Certains pays, à l’instar de l’Inde et de l’Afrique du Sud, demandent une exemption des droits de propriété intellectuelle sur les vaccins anti-Covid pour les rendre plus accessibles et permettre un déploiement plus rapide. Mais la Dr Ngozi Okonjo-Iweala veut éviter une querelle entre les membres de l’OMC, et aborde le problème sous un autre angle.

« Au lieu de passer du temps à discuter, nous devrions regarder ce que fait le secteur privé » avec des accords de licence, pour permettre la production de vaccins dans plusieurs pays, a-t-elle souligné, citant le cas du laboratoire britannique AstraZeneca en Inde. « Le secteur privé a déjà cherché une solution parce qu’il veut faire partie de la solution pour aider les pays pauvres et les gens défavorisés », a-t-elle déclaré, ajoutant qu’il faudrait aussi contrer la tendance aux restrictions sur les exportations des équipements médicaux et faire attention à ne pas perturber les chaînes d’approvisionnement en voulant miser essentiellement sur la production à l’échelle locale.

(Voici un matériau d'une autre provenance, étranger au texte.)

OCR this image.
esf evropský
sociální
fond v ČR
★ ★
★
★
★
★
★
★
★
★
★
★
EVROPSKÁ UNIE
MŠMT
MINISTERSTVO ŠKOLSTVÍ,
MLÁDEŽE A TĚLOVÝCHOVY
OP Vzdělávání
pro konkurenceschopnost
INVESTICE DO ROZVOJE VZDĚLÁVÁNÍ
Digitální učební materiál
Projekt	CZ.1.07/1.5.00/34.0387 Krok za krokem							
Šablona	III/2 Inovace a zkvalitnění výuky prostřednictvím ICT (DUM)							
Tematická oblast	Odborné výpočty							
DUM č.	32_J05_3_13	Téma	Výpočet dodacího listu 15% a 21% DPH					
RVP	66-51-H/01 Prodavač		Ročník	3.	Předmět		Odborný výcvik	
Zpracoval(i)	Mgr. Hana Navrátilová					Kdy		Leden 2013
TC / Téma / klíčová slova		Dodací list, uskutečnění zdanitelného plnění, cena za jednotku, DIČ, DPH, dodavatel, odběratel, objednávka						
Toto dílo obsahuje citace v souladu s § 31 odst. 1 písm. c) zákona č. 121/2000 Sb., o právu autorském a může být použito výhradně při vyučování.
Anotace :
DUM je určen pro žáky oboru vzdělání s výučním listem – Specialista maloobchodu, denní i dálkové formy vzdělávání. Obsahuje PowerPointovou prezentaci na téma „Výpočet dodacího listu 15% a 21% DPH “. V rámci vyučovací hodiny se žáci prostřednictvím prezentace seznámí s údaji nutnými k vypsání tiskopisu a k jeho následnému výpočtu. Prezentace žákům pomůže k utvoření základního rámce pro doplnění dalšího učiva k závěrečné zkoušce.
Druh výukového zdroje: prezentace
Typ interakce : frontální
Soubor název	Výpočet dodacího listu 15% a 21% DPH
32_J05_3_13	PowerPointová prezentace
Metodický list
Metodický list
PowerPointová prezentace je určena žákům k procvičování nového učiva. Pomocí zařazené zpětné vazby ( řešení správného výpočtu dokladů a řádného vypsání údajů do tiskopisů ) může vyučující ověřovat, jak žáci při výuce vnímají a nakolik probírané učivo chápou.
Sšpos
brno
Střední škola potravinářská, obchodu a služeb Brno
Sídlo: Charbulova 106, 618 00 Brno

– Améliorer le niveau de vie dans les pays pauvres

Pour Ngozi Okonjo-Iweala, l’OMC doit s’atteler à son but premier, celui « d’améliorer les niveaux de vie » dans les pays pauvres, de « créer des emplois décents pour les gens ». Et « le commerce a certainement un rôle à jouer dans la reprise » économique après la crise du Covid-19. Avant la pandémie déjà, l’organisation s’était éloignée de son objectif, a-t-elle regretté, citant l’exemple de négociations-fleuves sur les subventions à la pêche, qui durent depuis vingt ans. « Cela ne peut plus durer. Nous devons conclure. On ne peut pas se permettre d’échouer sur ce dossier », a indiqué la nouvelle responsable. La pandémie de Covid-19 a empêché l’OMC, déjà en crise, d’honorer la date limite de fin 2020 dictée par l’ONU pour conclure un accord sur l’interdiction des subventions à la pêche qui contribuent à la surpêche. En cause selon Ngozi Okonjo-Iweala, les négociateurs, qui sont le « talon d’Achille » de l’OMC : « Genève regorge d’experts en négociation, mais les problèmes n’ont pas été résolus, ils se sont aggravés « , car » pour eux, il s’agit de gagner ou de ne pas perdre et donc ils se bloquent mutuellement ».

« L’OMC a besoin de renouveau pour changer les choses », juge-t-elle, balayant les critiques la visant pour son manque d’expérience en matière commerciale. « Vous avez besoin de solides compétences politiques, vous avez besoin de la capacité de manœuvrer », se défend-elle, ajoutant que ses 25 ans d’expérience à la Banque mondiale pouvaient lui servir à créer un pont entre les pays développés et ceux en développement. Elle le sait, son travail sera difficile et ingrat. Et elle se dit d’autant plus motivée à en montrer les résultats pour qu’à l’avenir, personne ne puisse remettre en question le fait de placer une femme à ce poste.